Not Here by Hieu Minh Nguyen

— Alexandra d’Abbadie

Two epigraphs announce Hieu Minh Nguyen’s credo in Not Here. The lines of verse are worth quoting in full: Jorie Graham’s “This is / what the living do: go in.”, Jason Shinder’s “Let me keep on describing things to be sure they happened.” Not Here masticates life and spits it out in glorious rhythm and rhyme. thirty-nine poems grapple with the poet’s familial, cultural, historical and sexual existence, the space he carves in order to live.

I bit his lip
                              & the ash spat back
                                                            my grandmother’s bones

I rose from his lap
                              & the dirt sunk
                                                            a hundred years.

I lay in his bed
                              & watched everyone
                                                            fall into their mothers.

— ‘White Boy Time Machine: Instruction Manual’

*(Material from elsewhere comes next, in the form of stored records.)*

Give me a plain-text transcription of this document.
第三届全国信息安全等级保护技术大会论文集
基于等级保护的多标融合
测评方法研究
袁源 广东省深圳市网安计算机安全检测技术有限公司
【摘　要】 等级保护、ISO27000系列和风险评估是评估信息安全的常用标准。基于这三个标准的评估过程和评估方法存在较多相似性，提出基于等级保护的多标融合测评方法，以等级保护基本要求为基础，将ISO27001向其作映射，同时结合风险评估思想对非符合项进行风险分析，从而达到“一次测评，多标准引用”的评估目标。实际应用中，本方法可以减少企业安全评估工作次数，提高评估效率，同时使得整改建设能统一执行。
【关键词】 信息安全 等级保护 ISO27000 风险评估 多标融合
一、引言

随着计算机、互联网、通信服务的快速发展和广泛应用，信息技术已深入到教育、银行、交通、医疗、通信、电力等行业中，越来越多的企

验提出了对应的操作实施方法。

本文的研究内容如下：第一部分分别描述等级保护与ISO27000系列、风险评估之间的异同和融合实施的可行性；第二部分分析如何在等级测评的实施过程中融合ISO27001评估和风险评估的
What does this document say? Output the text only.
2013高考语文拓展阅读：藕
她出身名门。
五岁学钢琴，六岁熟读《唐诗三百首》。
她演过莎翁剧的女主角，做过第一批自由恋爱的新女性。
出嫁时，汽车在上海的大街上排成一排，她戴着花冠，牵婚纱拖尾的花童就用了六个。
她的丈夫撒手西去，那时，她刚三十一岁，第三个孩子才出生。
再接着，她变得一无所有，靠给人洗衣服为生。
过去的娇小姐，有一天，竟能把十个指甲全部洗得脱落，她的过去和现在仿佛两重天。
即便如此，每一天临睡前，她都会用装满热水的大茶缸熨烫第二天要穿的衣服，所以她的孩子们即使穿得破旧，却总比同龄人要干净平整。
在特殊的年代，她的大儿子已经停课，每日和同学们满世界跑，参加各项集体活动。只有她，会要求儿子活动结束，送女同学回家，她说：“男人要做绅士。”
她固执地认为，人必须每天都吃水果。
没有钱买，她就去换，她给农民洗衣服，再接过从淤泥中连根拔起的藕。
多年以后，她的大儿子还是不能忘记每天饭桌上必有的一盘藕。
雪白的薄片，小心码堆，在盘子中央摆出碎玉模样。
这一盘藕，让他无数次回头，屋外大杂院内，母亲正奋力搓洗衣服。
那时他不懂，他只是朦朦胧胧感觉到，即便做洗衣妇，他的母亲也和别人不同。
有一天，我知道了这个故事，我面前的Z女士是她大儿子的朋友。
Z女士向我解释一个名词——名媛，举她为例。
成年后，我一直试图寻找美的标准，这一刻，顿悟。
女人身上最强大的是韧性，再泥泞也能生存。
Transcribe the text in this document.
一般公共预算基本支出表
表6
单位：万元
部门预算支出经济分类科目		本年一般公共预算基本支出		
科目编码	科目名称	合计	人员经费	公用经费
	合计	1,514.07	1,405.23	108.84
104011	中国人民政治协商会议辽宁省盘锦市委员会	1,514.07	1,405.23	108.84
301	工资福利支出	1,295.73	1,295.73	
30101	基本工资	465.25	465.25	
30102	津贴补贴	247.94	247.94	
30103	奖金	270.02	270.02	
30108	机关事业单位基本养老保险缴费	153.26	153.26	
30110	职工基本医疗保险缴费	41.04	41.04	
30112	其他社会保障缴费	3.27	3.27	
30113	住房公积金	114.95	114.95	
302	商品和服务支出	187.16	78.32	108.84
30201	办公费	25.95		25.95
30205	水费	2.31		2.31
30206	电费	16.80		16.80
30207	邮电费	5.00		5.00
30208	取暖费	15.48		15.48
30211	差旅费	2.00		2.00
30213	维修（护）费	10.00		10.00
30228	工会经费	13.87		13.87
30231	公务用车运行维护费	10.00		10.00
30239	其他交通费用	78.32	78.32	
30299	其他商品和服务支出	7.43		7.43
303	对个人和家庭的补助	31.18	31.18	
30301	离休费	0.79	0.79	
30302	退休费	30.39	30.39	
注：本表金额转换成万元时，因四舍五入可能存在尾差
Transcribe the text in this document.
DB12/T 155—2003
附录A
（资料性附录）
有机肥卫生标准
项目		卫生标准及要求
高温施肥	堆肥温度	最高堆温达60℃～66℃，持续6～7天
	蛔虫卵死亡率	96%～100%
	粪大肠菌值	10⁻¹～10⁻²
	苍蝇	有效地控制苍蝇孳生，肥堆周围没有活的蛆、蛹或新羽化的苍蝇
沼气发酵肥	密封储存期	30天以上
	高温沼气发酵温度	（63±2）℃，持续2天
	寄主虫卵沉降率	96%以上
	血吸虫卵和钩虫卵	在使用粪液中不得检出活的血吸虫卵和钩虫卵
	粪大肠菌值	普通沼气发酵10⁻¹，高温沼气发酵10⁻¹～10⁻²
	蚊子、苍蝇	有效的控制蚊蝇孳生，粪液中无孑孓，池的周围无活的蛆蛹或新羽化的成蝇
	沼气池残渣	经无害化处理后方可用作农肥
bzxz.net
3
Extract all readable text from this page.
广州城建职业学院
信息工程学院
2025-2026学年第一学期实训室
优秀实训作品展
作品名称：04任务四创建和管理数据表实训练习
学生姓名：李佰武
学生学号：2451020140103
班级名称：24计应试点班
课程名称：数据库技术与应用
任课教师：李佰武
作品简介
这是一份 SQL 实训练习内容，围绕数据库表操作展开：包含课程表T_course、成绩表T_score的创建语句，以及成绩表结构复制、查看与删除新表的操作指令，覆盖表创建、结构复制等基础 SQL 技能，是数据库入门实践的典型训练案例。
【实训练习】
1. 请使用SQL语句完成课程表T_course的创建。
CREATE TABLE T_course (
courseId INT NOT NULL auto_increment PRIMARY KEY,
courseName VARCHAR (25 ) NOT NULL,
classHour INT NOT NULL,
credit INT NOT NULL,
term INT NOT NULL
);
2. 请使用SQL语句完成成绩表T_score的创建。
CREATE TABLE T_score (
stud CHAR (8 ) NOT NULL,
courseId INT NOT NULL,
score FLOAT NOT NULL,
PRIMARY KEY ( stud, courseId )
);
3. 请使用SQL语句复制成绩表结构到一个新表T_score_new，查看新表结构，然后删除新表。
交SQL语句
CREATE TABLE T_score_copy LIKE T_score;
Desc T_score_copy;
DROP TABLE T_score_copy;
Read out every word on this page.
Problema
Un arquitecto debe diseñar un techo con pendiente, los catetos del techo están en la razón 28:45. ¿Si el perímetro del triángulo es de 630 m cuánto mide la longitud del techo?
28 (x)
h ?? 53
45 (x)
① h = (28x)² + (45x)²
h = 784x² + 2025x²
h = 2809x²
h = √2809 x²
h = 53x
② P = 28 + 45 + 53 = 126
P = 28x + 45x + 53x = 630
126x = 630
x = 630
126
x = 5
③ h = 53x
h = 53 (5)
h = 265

Obvious, but worth stating: this is a poet who knows how his words should look on the page; how the dissonance between experience and language is physically manifested, so that each line of verse is a reckoning; how language itself enacts spatial placement—take ‘dírt súnk / a húndred yéars’, for instance, a spondee and two iambs. Look how the vowels here pull you down, the guttural ‘unk’ solidifying into the (literal) drawn out ‘years’. How the speaker’s living and rising into love (‘I rose from his lap’) wrestles with history, with trauma, a two-way stretch of self.

Cover features a background image of trees and shrubland, with an abstarct dodecahedron floating in the foregound.
Coffee House Press  |  2018  |  120 pp

Not Here will be loved, sticky-taped copies will adorn many collections. Like Ocean Vuong, the violent intensity of the poet’s life finds precise, piercing articulation in his art. His verse is memorable, quotable but in a way that’ll give you pause. You don’t just throw his lines out there, for they are painful, devastating even—take this section, for instance, from ‘Again, Let Me Tell You What I know About Trust’: I guess I’m trying to understand what makes a man / carry guilt the same way he would a bat […] Till this day every headlight is a lullaby / Imagine: waking up, but this time it isn’t your father / in the driver’s seat, but a man who holds your head / to his lap until your breath is a song pulled from his skin / how just like your father, even when you begged / wouldn’t take you home, not until he was ready to be alone.

I wondered what it would be like, to hear these lines read out loud. A quick search on YouTube and I see that 80,000 people have seen Nguyen read ‘Notes on Staying’. Another 44,000 have watched his delivery of ‘Haunt Me’. You can’t talk about being ‘moved’ or ‘touched’ at this stage. He’s reached it, the sublime.